Internet outages raise terror fears

Internet outages raise terror fears

Fiona Chau  |   March 10, 2008
Telecom Asia

The security of international submarine cable networks has been called into question once again after cable cuts in the Mediterranean Sea severely disrupted internet and phone services between Europe, the Middle East and South Asia.

In a dubious coincidence, four separate undersea cables - including the Flag Europe-Asia and the SeaMeWe-4 cables (owned by a consortium of 15 cable carriers) - were cut within the same week in late January and early February.

According to TeleGeography Research, the damage to FEA and SeaMeWe-4 were the most significant because the two cables, with 620 Gbps in capacity, are the prime direct links between Europe, the Middle East and South Asia. The outage on these two systems reduced the capacity between Europe and Middle East by 76%.

The outages were less severe than the devastating cable breakdowns caused by the Taiwan earthquake in December 2006, which snapped seven undersea cables serving Asia. However, the damage raises increased concerns about the threat of sabotage of submarine cable systems, which carry over 95% of the world's cross-border internet and telephone traffic.

It has not been made clear what caused some of the cable breaks and whether the separate events were related. There has been speculation that so many cable cuts over such a short period were too much of a coincidence and that sabotage must have been involved. This came as an AFP newswire report quoted an ITU official as saying that the damage could have been due to an act of sabotage.

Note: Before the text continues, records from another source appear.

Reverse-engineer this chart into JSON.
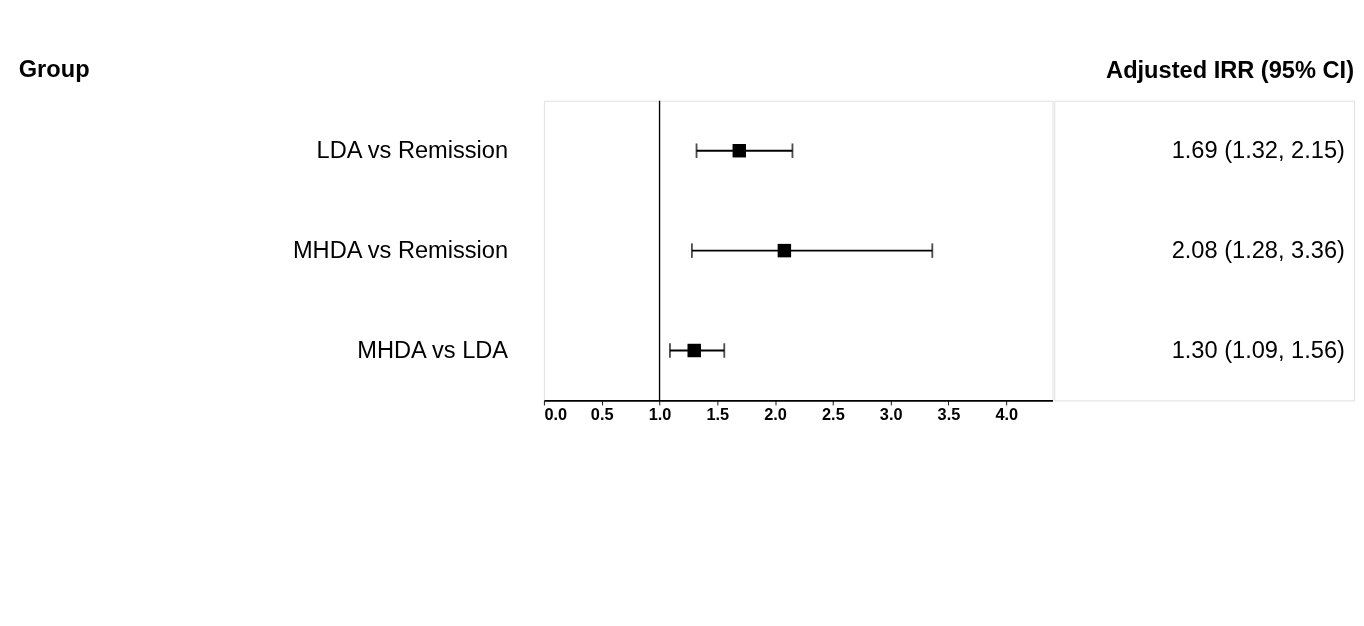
{
  "chart_data": {
    "type": "scatter",
    "orientation": "horizontal",
    "annotations": [
      "Group",
      "Adjusted IRR (95% CI)"
    ],
    "categories": [
      "LDA vs Remission",
      "MHDA vs Remission",
      "MHDA vs LDA"
    ],
    "values": [
      1.69,
      2.08,
      1.3
    ],
    "errors": [
      [
        1.32,
        2.15
      ],
      [
        1.28,
        3.36
      ],
      [
        1.09,
        1.56
      ]
    ],
    "value_labels": [
      "1.69 (1.32, 2.15)",
      "2.08 (1.28, 3.36)",
      "1.30 (1.09, 1.56)"
    ],
    "color": "#000000",
    "marker": "square",
    "xlim": [
      0,
      4.4
    ],
    "xticks": [
      {
        "value": 0,
        "label": "0.0"
      },
      {
        "value": 0.5,
        "label": "0.5"
      },
      {
        "value": 1,
        "label": "1.0"
      },
      {
        "value": 1.5,
        "label": "1.5"
      },
      {
        "value": 2,
        "label": "2.0"
      },
      {
        "value": 2.5,
        "label": "2.5"
      },
      {
        "value": 3,
        "label": "3.0"
      },
      {
        "value": 3.5,
        "label": "3.5"
      },
      {
        "value": 4,
        "label": "4.0"
      }
    ],
    "ref_lines": [
      {
        "axis": "x",
        "value": 1,
        "label": null
      }
    ],
    "grid": false
  }
}
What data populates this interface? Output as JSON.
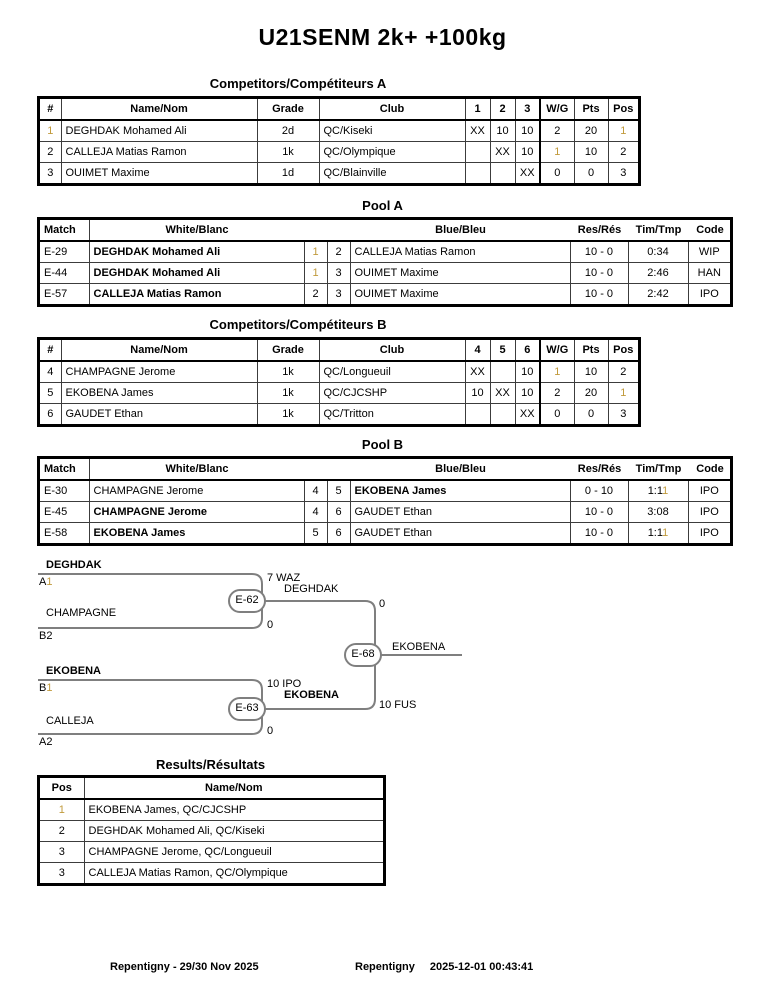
{
  "title": "U21SENM 2k+ +100kg",
  "colors": {
    "gold": "#C19A3C",
    "bracket_line": "#7f7f7f"
  },
  "competitors_a": {
    "title": "Competitors/Compétiteurs A",
    "headers": [
      "#",
      "Name/Nom",
      "Grade",
      "Club",
      "1",
      "2",
      "3",
      "W/G",
      "Pts",
      "Pos"
    ],
    "rows": [
      {
        "num": {
          "text": "1",
          "gold": true
        },
        "name": "DEGHDAK Mohamed Ali",
        "grade": "2d",
        "club": "QC/Kiseki",
        "c1": "XX",
        "c2": "10",
        "c3": "10",
        "wg": "2",
        "pts": "20",
        "pos": {
          "text": "1",
          "gold": true
        }
      },
      {
        "num": "2",
        "name": "CALLEJA Matias Ramon",
        "grade": "1k",
        "club": "QC/Olympique",
        "c1": "",
        "c2": "XX",
        "c3": "10",
        "wg": {
          "text": "1",
          "gold": true
        },
        "pts": "10",
        "pos": "2"
      },
      {
        "num": "3",
        "name": "OUIMET Maxime",
        "grade": "1d",
        "club": "QC/Blainville",
        "c1": "",
        "c2": "",
        "c3": "XX",
        "wg": "0",
        "pts": "0",
        "pos": "3"
      }
    ]
  },
  "pool_a": {
    "title": "Pool A",
    "headers": {
      "match": "Match",
      "white": "White/Blanc",
      "blue": "Blue/Bleu",
      "res": "Res/Rés",
      "tim": "Tim/Tmp",
      "code": "Code"
    },
    "rows": [
      {
        "match": "E-29",
        "white": {
          "text": "DEGHDAK Mohamed Ali",
          "bold": true
        },
        "n1": {
          "text": "1",
          "gold": true
        },
        "n2": "2",
        "blue": "CALLEJA Matias Ramon",
        "res": "10 - 0",
        "tim": "0:34",
        "code": "WIP"
      },
      {
        "match": "E-44",
        "white": {
          "text": "DEGHDAK Mohamed Ali",
          "bold": true
        },
        "n1": {
          "text": "1",
          "gold": true
        },
        "n2": "3",
        "blue": "OUIMET Maxime",
        "res": "10 - 0",
        "tim": "2:46",
        "code": "HAN"
      },
      {
        "match": "E-57",
        "white": {
          "text": "CALLEJA Matias Ramon",
          "bold": true
        },
        "n1": "2",
        "n2": "3",
        "blue": "OUIMET Maxime",
        "res": "10 - 0",
        "tim": "2:42",
        "code": "IPO"
      }
    ]
  },
  "competitors_b": {
    "title": "Competitors/Compétiteurs B",
    "headers": [
      "#",
      "Name/Nom",
      "Grade",
      "Club",
      "4",
      "5",
      "6",
      "W/G",
      "Pts",
      "Pos"
    ],
    "rows": [
      {
        "num": "4",
        "name": "CHAMPAGNE Jerome",
        "grade": "1k",
        "club": "QC/Longueuil",
        "c1": "XX",
        "c2": "",
        "c3": "10",
        "wg": {
          "text": "1",
          "gold": true
        },
        "pts": "10",
        "pos": "2"
      },
      {
        "num": "5",
        "name": "EKOBENA James",
        "grade": "1k",
        "club": "QC/CJCSHP",
        "c1": "10",
        "c2": "XX",
        "c3": "10",
        "wg": "2",
        "pts": "20",
        "pos": {
          "text": "1",
          "gold": true
        }
      },
      {
        "num": "6",
        "name": "GAUDET Ethan",
        "grade": "1k",
        "club": "QC/Tritton",
        "c1": "",
        "c2": "",
        "c3": "XX",
        "wg": "0",
        "pts": "0",
        "pos": "3"
      }
    ]
  },
  "pool_b": {
    "title": "Pool B",
    "headers": {
      "match": "Match",
      "white": "White/Blanc",
      "blue": "Blue/Bleu",
      "res": "Res/Rés",
      "tim": "Tim/Tmp",
      "code": "Code"
    },
    "rows": [
      {
        "match": "E-30",
        "white": "CHAMPAGNE Jerome",
        "n1": "4",
        "n2": "5",
        "blue": {
          "text": "EKOBENA James",
          "bold": true
        },
        "res": "0 - 10",
        "tim": [
          {
            "text": "1:1"
          },
          {
            "text": "1",
            "gold": true
          }
        ],
        "code": "IPO"
      },
      {
        "match": "E-45",
        "white": {
          "text": "CHAMPAGNE Jerome",
          "bold": true
        },
        "n1": "4",
        "n2": "6",
        "blue": "GAUDET Ethan",
        "res": "10 - 0",
        "tim": "3:08",
        "code": "IPO"
      },
      {
        "match": "E-58",
        "white": {
          "text": "EKOBENA James",
          "bold": true
        },
        "n1": "5",
        "n2": "6",
        "blue": "GAUDET Ethan",
        "res": "10 - 0",
        "tim": [
          {
            "text": "1:1"
          },
          {
            "text": "1",
            "gold": true
          }
        ],
        "code": "IPO"
      }
    ]
  },
  "bracket": {
    "sf1": {
      "top_name": "DEGHDAK",
      "top_seed_letter": "A",
      "top_seed_one": "1",
      "bottom_name": "CHAMPAGNE",
      "bottom_seed": "B2",
      "match_label": "E-62",
      "top_score": "7 WAZ",
      "winner_name": "DEGHDAK",
      "bottom_score": "0"
    },
    "sf2": {
      "top_name": "EKOBENA",
      "top_seed_letter": "B",
      "top_seed_one": "1",
      "bottom_name": "CALLEJA",
      "bottom_seed": "A2",
      "match_label": "E-63",
      "top_score": "10 IPO",
      "winner_name": "EKOBENA",
      "bottom_score": "0"
    },
    "final": {
      "match_label": "E-68",
      "top_score": "0",
      "winner_name": "EKOBENA",
      "bottom_score": "10 FUS"
    }
  },
  "results": {
    "title": "Results/Résultats",
    "headers": {
      "pos": "Pos",
      "name": "Name/Nom"
    },
    "rows": [
      {
        "pos": {
          "text": "1",
          "gold": true
        },
        "name": "EKOBENA James, QC/CJCSHP"
      },
      {
        "pos": "2",
        "name": "DEGHDAK Mohamed Ali, QC/Kiseki"
      },
      {
        "pos": "3",
        "name": "CHAMPAGNE Jerome, QC/Longueuil"
      },
      {
        "pos": "3",
        "name": "CALLEJA Matias Ramon, QC/Olympique"
      }
    ]
  },
  "footer": {
    "left": "Repentigny - 29/30 Nov 2025",
    "right_venue": "Repentigny",
    "right_timestamp": "2025-12-01 00:43:41"
  }
}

'We do not want to pre-empt the results of ongoing investigations, but we do not rule out that a deliberate act of sabotage caused the damage to the undersea cables,' said Sami Al-Murshed, the UN agency's head of development. 'Some experts doubt the prevailing view that the cables were cut by accident, especially as the cables lie at great depths under the sea and are not passed over by ships.'

While Reliance Flag, formerly Flag Telecom, revealed that the cut to its Falcon Cable was caused by an abandoned ship anchor, mystery shrouds what caused the other three reported damage.